Some of our acute care facilities were added through acquisitions and continued to operate their own patient accounting systems and business offices. This created a decentralized business office with different patient financial systems across the facilities, and varied billing practices within our health system. A lack of skilled resources and high turnover in our billing staff resulted in a high volume of claims rejections because of improper coding and editing. In combination, these factors led to increasingly high A/R days, and ineffective cash collections. The system was so inefficient that, in many areas, our costs exceeded reimbursements.

At that time our A/R days were above 90, our days of cash on hand were 145, our denials were hovering at $1 million and our co-pay collection rate was $381,000. In addition, we faced the impact of the Balanced Budget Act and the year 2000, as well as the impact of federally mandated initiatives such as the prospective payment system.

Solution

As we prepared for Y2K, we also decided to move to a centralized business office (CBO) environment to manage the billing and revenue cycle for our seven acute care hospitals and our high volume outpatient center. We moved to centralize the operations on one system and platform, not only to improve financial results but also to simplify the demands on our IT department. Instead of managing disparate systems at the regional hospitals, the department would only need to support one centralized patient accounting system.

Because of the varied processes that were in place, we were not getting the most value from our health information system, an older version of McKesson's HealthQuest[R]. It was only deployed in limited use at our two hospitals in Albuquerque, while our five regional hospitals were using other systems and business practices.
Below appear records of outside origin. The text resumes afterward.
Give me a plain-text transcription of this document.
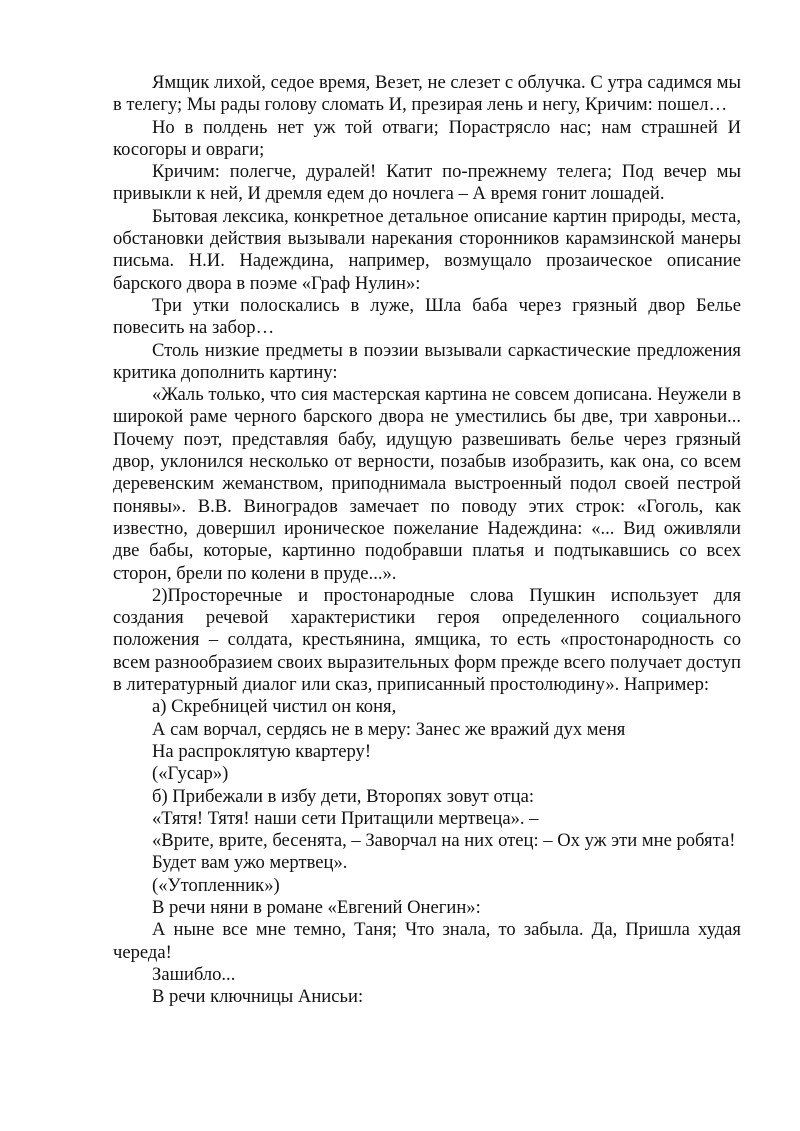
Ямщик лихой, седое время, Везет, не слезет с облучка. С утра садимся мы в телегу; Мы рады голову сломать И, презирая лень и негу, Кричим: пошел…

Но в полдень нет уж той отваги; Порастрясло нас; нам страшней И косогоры и овраги;

Кричим: полегче, дуралей! Катит по-прежнему телега; Под вечер мы привыкли к ней, И дремля едем до ночлега – А время гонит лошадей.

Бытовая лексика, конкретное детальное описание картин природы, места, обстановки действия вызывали нарекания сторонников карамзинской манеры письма. Н.И. Надеждина, например, возмущало прозаическое описание барского двора в поэме «Граф Нулин»:

Три утки полоскались в луже, Шла баба через грязный двор Белье повесить на забор…

Столь низкие предметы в поэзии вызывали саркастические предложения критика дополнить картину:

«Жаль только, что сия мастерская картина не совсем дописана. Неужели в широкой раме черного барского двора не уместились бы две, три хавроньи... Почему поэт, представляя бабу, идущую развешивать белье через грязный двор, уклонился несколько от верности, позабыв изобразить, как она, со всем деревенским жеманством, приподнимала выстроенный подол своей пестрой понявы». В.В. Виноградов замечает по поводу этих строк: «Гоголь, как известно, довершил ироническое пожелание Надеждина: «... Вид оживляли две бабы, которые, картинно подобравши платья и подтыкавшись со всех сторон, брели по колени в пруде...».

2)Просторечные и простонародные слова Пушкин использует для создания речевой характеристики героя определенного социального положения – солдата, крестьянина, ямщика, то есть «простонародность со всем разнообразием своих выразительных форм прежде всего получает доступ в литературный диалог или сказ, приписанный простолюдину». Например:

а) Скребницей чистил он коня,

А сам ворчал, сердясь не в меру: Занес же вражий дух меня

На распроклятую квартеру!

(«Гусар»)

б) Прибежали в избу дети, Второпях зовут отца:

«Тятя! Тятя! наши сети Притащили мертвеца». –

«Врите, врите, бесенята, – Заворчал на них отец: – Ох уж эти мне робята!

Будет вам ужо мертвец».

(«Утопленник»)

В речи няни в романе «Евгений Онегин»:

А ныне все мне темно, Таня; Что знала, то забыла. Да, Пришла худая череда!

Зашибло...

В речи ключницы Анисьи:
At first, we decided to migrate to another vendor's patient accounting system. Contracts were signed and we were well into the implementation, but just 30 days before go-live, we pulled the plug on the installation project because the new system could not get bills to drop in the test environment.

We quickly shifted gears back to HealthQuest 2000--which we knew already worked in two of our facilities--and purchased the Y2K-compliant release for our five regional hospitals. Because McKesson's mainframe health information system is built to handle large transaction volumes, we were confident it would take PHS to the level of standardization we needed for a centralized revenue management model. We also wanted to use the pre-defined revenue cycle rules within the application suite to standardize patient financial processes, such as billing and collection.

Planning for a major upgrade at our two largest facilities and a concurrent go-live at our five regional facilities took less time because of our familiarity with the product. It took 12 months to install the upgrades, test the codes and interfaces, and train the users. Then, the actual switch of bringing the data into production on the new release occurred over a single weekend.

Our business office, clinical departments and information systems teams worked together to define a standardized process for admissions, scheduling and business office operations. At the same time, we redesigned a number of our prior authorization, co-pay/deductible/coinsurance collections, and insurance verification practices. We established clear objectives and put specific parameters in place to measure our progress.

Training played a significant role in our positive results. To realize the benefits of the system, we had to make sure employees were trained adequately. To update staff on the new solutions, we added full-time trainers who not only instruct new staff but also perform training audits to ensure that senior staff members continue to use the system properly.

Results

Our accounting department put benchmarks in place to measure financial progress, starting with claims denials and extending to other operational areas. To track denials, we created denial-specific general ledger codes.

Whenever we were notified of a denial, we started tracking it by code. This helped us address why certain charges were being denied so we could avoid similar denials in the future. The result was that we reduced our denials by 50 percent, slicing the volume from approximately $8,300 in claims rejected each month to $4,150 each month.